The Spectator at 10,000

The Spectator, always proud of its heritage as the oldest periodical in English, is now celebrating the publication of its 10,000th issue. As part of this, they commissioned a clerihew competition (“Two couplets, AABB, metrically clunky, laconic and humorous in tone”). The subject should relate to the magazine’s contributors. Various Waughs feature in several of the winning entries (each of which was awarded a prize of £8):

Auberon Waugh/is hard to ignore/but it takes no effort to revel in/Evelyn. (submitted by Robert Schechter)

Auberon Waugh/Thought his given name rather a bore,/Perhaps my parents suffered from Shakespeare mania./But I feel a right Titania. (submitted by Brian Allgar)

‘Evelyn Waugh’/Rhymes with ‘Bernard Shaw’./ So why ‘Shavian’?/But not ‘Wavian’? (submitted by Basil Ransome-Davies)

Here are some others relating to Evelyn’s contemporaries:

Kingsley Amis/had many fans who may miss/him terribly, but at least they can hearten/to know we still have Martin. (submitter unspecified)

Graham Greene/Judged Shirley Temple on the silver screen/More than age appropriately cute./Her studio filed suit. (submitted by Chris O’Carroll)

Also related to The Spectator’s publication milestone is an article entitled “From Middlemarch to Mickey Mouse: a short history of The Spectator’s books and arts pages.” This is written by Richard Bratby.
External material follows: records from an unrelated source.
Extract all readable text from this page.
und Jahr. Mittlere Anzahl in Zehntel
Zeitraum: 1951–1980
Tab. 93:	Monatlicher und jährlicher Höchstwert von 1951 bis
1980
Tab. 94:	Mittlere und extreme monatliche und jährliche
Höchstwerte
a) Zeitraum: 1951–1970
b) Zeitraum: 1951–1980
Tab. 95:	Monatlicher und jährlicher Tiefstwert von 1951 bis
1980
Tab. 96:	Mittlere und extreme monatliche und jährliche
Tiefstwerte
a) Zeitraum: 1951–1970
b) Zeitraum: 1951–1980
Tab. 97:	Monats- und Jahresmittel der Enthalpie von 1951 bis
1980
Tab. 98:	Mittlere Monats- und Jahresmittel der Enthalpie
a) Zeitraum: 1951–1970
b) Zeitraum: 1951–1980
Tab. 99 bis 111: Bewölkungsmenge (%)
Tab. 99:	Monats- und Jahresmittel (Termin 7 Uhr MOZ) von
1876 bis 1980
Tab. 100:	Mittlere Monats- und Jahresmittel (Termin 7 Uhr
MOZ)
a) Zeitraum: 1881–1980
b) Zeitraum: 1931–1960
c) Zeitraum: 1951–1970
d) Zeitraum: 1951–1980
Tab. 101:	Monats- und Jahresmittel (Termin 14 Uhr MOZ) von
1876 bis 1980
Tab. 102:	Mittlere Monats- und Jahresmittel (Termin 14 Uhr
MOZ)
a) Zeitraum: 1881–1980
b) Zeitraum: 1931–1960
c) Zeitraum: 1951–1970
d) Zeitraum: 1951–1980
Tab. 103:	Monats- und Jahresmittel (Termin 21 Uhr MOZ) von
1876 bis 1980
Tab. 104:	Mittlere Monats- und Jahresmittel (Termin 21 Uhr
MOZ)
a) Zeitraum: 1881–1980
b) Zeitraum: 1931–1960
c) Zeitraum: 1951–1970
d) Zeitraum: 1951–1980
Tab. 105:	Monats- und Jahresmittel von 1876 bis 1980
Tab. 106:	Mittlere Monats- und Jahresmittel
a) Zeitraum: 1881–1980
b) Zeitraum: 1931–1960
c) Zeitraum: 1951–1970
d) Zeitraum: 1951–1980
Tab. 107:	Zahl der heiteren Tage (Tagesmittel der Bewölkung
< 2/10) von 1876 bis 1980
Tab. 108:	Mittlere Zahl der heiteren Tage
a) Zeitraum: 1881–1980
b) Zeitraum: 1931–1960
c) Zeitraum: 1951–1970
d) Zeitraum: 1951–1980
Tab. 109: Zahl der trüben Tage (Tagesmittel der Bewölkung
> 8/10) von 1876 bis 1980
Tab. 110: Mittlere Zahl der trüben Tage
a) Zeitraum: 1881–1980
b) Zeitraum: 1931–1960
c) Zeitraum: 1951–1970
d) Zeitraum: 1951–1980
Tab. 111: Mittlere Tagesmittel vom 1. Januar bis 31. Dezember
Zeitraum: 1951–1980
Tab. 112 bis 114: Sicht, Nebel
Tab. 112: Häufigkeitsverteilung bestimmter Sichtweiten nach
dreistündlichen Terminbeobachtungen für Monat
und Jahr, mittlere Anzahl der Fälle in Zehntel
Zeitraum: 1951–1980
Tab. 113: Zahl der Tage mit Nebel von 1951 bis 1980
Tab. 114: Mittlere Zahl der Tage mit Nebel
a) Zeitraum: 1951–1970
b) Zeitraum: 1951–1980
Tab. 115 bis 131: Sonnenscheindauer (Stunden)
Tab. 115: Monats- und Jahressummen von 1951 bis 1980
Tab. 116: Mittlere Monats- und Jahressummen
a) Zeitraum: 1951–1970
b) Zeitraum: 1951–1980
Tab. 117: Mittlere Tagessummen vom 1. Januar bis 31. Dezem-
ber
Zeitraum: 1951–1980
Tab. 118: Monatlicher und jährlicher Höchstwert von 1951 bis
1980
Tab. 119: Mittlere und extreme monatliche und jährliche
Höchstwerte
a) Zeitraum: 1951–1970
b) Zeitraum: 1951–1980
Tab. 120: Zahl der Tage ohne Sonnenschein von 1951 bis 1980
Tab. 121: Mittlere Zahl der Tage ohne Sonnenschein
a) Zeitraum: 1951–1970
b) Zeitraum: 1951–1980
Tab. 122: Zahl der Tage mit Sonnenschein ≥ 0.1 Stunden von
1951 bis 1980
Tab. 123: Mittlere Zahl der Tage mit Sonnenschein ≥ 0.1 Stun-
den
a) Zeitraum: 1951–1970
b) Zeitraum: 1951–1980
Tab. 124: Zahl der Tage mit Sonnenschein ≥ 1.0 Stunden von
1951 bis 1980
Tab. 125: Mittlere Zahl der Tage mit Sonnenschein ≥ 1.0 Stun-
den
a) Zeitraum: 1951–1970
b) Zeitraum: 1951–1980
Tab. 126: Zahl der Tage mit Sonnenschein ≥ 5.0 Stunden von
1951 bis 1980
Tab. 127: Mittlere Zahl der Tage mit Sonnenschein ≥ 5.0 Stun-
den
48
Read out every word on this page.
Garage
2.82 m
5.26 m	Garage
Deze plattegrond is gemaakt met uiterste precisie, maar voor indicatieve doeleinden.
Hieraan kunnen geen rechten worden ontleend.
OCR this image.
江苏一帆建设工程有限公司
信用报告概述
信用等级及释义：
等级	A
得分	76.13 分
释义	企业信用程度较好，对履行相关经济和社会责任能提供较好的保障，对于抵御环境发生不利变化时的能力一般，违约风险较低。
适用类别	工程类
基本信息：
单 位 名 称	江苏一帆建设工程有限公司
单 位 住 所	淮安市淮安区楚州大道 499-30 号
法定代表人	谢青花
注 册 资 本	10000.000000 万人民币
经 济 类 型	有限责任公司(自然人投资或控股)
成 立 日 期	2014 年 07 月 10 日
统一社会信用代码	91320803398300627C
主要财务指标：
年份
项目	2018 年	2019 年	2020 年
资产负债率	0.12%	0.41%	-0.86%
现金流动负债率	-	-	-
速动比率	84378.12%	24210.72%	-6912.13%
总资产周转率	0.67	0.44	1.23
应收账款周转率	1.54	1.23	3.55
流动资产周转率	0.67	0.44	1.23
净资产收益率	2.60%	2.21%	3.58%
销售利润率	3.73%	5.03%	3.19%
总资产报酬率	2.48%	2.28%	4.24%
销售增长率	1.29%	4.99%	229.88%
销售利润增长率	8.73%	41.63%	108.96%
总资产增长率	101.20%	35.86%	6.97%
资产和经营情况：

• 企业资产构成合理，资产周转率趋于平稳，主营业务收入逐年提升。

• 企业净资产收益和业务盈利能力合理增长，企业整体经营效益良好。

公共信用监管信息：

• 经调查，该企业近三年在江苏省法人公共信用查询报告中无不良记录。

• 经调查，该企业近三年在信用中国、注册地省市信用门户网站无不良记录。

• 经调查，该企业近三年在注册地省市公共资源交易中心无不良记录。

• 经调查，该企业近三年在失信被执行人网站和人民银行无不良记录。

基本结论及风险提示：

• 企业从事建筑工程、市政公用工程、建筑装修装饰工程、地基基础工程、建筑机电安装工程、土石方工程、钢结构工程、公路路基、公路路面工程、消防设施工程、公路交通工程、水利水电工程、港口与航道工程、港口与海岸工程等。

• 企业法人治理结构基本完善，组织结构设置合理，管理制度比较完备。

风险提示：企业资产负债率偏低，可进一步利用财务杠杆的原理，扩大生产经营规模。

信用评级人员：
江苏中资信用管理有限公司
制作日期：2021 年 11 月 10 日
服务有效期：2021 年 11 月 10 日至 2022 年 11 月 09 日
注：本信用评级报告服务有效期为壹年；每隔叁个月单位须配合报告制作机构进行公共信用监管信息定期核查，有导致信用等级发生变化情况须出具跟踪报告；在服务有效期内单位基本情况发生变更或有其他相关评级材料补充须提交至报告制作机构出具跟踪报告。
Waugh frequently wrote for The Spectator throughout his career and his contribution is duly noted in the article, along with that of his friends John Betjeman and Graham Greene;

…there are the moments when the editor guides a writer to the ideal subject, and creates something remarkable in itself — a glimpse of immortality before any other contemporary could have perceived or expressed it. […]

Graham Greene’s film reviews have been the subject of books, but he wrote on other subjects as well, and in an obituary of Ford Madox Ford in 1939 he suddenly soars clear into pure, unmistakable Greene:

The war had ruined him. He had volunteered, though he was over military age and was fighting a country he loved: his health was broken, and he came back to a new literary world which had carefully eliminated him… But I don’t suppose failure disturbed him much: he had never really believed in human happiness, his middle life had been made miserable by passion, and he had come through — with his humour intact, his stock of unreliable anecdotes, the kind of enemies a man ought to have, and a half-belief in a posterity which would care for good writing.”

 

These moments get easier to spot as the 20th century progresses. Betjeman reveals that his teddy bear Archie ‘has a very dreary, Nonconformist face’, and discusses pets in the most Betjeman way imaginable: ‘I had the privilege of being introduced to two enormous millipedes, about nine inches long and half an inch in diameter, by Miriam Rothschild in a country house drawing-room in Oxfordshire a few days ago.’ […] With E.M. Forster, Evelyn Waugh, Anthony Burgess and Anthony Powell all contributing to the mid-century arts section, the game is to try and find the most illuminating possible mismatch of writer and subject. […]

Evelyn Waugh, asked to nominate Christmas books, suggests using them to settle grudges (‘We can send these missiles in the happy assurance that in the dyspeptic gloom of Boxing Day, any hit which we score will be doubly painful’). …

In his 1983 selection of Evelyn Waugh’s journalism, Donat Gallagher wrote: “In most circumstances Waugh would write entertainingly for a high fee. He would write seriously for no fee (e.g., for the Tablet) or for a small fee (e.g., for the Spectator). The market in between did not much interest him.” (EAR, pp.111-12).

Finally, Waugh is also mentioned in connection with another less well- remembered art figure of the interwar years. This is Arthur Jeffress described as a “bright young person of the post-war art scene”. He was a collector and dealer of artworks who has now become the subject of a biography by Gill Headley: Arthur Jeffress: A Life in Art. This is reviewed in this week’s Spectator by Ariane Bankes. As she explains:

…A penchant for dressing up and play-acting enlivened his days at Cambridge, and he emerged into the world of bright young people. or indeed Vile Bodies, with the funds to make a splash, hosting the infamous Red and White Party in 1931. His aesthetic taste was honed by friendships with the likes of the Sitwells and Edward Burra, and notably during his turbulent affair with John Deakin, then a belligerent and sulphurous would- be painter before he turned to photography…

The review goes on to describe his career as a dealer and collector, ending with his suicide at 55 for reasons not entirely clear.